Should we settle in the UK on BN(O) or naturalise as British citizens?▾
Most BN(O) families plan to do both: ILR at year 5 (settlement without citizenship), then British citizenship at year 6. Staying on ILR indefinitely is legal but you lose the right to be absent from the UK for more than 2 years continuously. Citizenship removes that risk and confers a strong passport. The main reason not to naturalise is if you hold a nationality that does not permit dual citizenship — which is not the case for Hong Kong residents with Chinese nationality, which permits renunciation but not dual citizenship.
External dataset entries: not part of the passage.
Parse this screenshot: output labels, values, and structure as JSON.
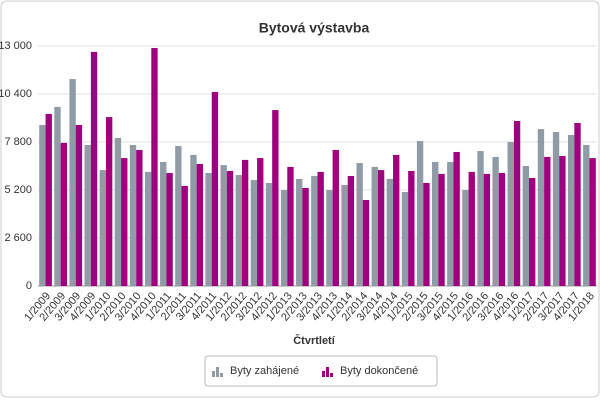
{
  "chart_data": {
    "type": "bar",
    "title": "Bytová výstavba",
    "x_label": "Čtvrtletí",
    "categories": [
      "1/2009",
      "2/2009",
      "3/2009",
      "4/2009",
      "1/2010",
      "2/2010",
      "3/2010",
      "4/2010",
      "1/2011",
      "2/2011",
      "3/2011",
      "4/2011",
      "1/2012",
      "2/2012",
      "3/2012",
      "4/2012",
      "1/2013",
      "2/2013",
      "3/2013",
      "4/2013",
      "1/2014",
      "2/2014",
      "3/2014",
      "4/2014",
      "1/2015",
      "2/2015",
      "3/2015",
      "4/2015",
      "1/2016",
      "2/2016",
      "3/2016",
      "4/2016",
      "1/2017",
      "2/2017",
      "3/2017",
      "4/2017",
      "1/2018"
    ],
    "series": [
      {
        "name": "Byty zahájené",
        "color": "#8f9ba5",
        "values": [
          8720,
          9700,
          11210,
          7640,
          6280,
          8020,
          7640,
          6180,
          6720,
          7580,
          7100,
          6120,
          6550,
          6010,
          5740,
          5580,
          5200,
          5800,
          5960,
          5200,
          5470,
          6660,
          6450,
          5800,
          5090,
          7850,
          6720,
          6720,
          5200,
          7310,
          6990,
          7800,
          6500,
          8500,
          8340,
          8180,
          7640
        ]
      },
      {
        "name": "Byty dokončené",
        "color": "#a0007f",
        "values": [
          9320,
          7750,
          8720,
          12680,
          9150,
          6930,
          7370,
          12890,
          6120,
          5420,
          6610,
          10510,
          6230,
          6830,
          6930,
          9530,
          6450,
          5310,
          6180,
          7370,
          5960,
          4660,
          6280,
          7100,
          6230,
          5580,
          6070,
          7260,
          6180,
          6070,
          6120,
          8940,
          5850,
          6990,
          7040,
          8830,
          6930
        ]
      }
    ],
    "ylim": [
      0,
      13000
    ],
    "yticks": [
      0,
      {
        "value": 2600,
        "label": "2 600"
      },
      {
        "value": 5200,
        "label": "5 200"
      },
      {
        "value": 7800,
        "label": "7 800"
      },
      {
        "value": 10400,
        "label": "10 400"
      },
      {
        "value": 13000,
        "label": "13 000"
      }
    ],
    "grid": true
  }
}
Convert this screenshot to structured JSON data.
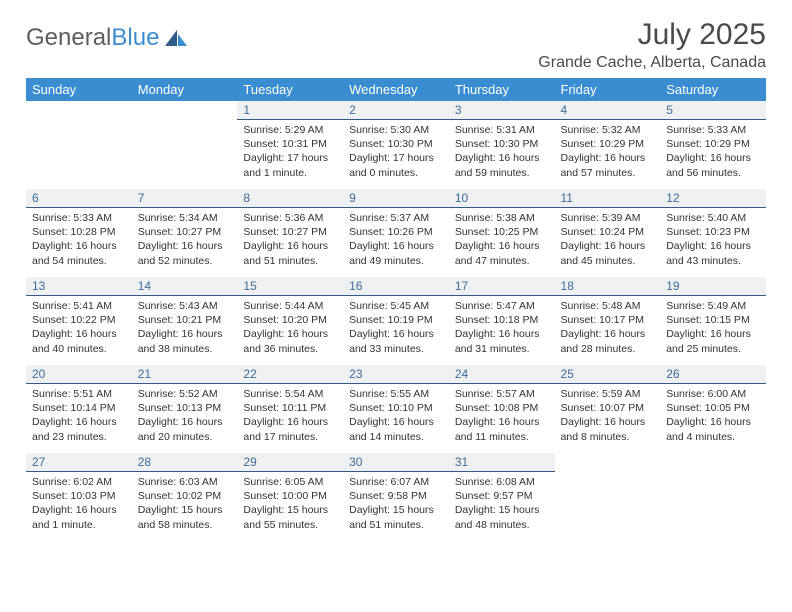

Consult a specialist.
What is the realistic cost comparison between BN(O) to UK and HK Pathway to Canada?▾
For a family of four: UK visa + IHS costs roughly £18,000–20,000 over 5 years up front (IHS can be paid per year). Canada government fees are lower (~CAD$3,000–4,000 total) but Canadian provincial income tax is higher and some provinces have a 3-month healthcare waiting period on arrival requiring private insurance. The right comparison is over 10 years including cost of living, tax, and school costs — no one-line answer.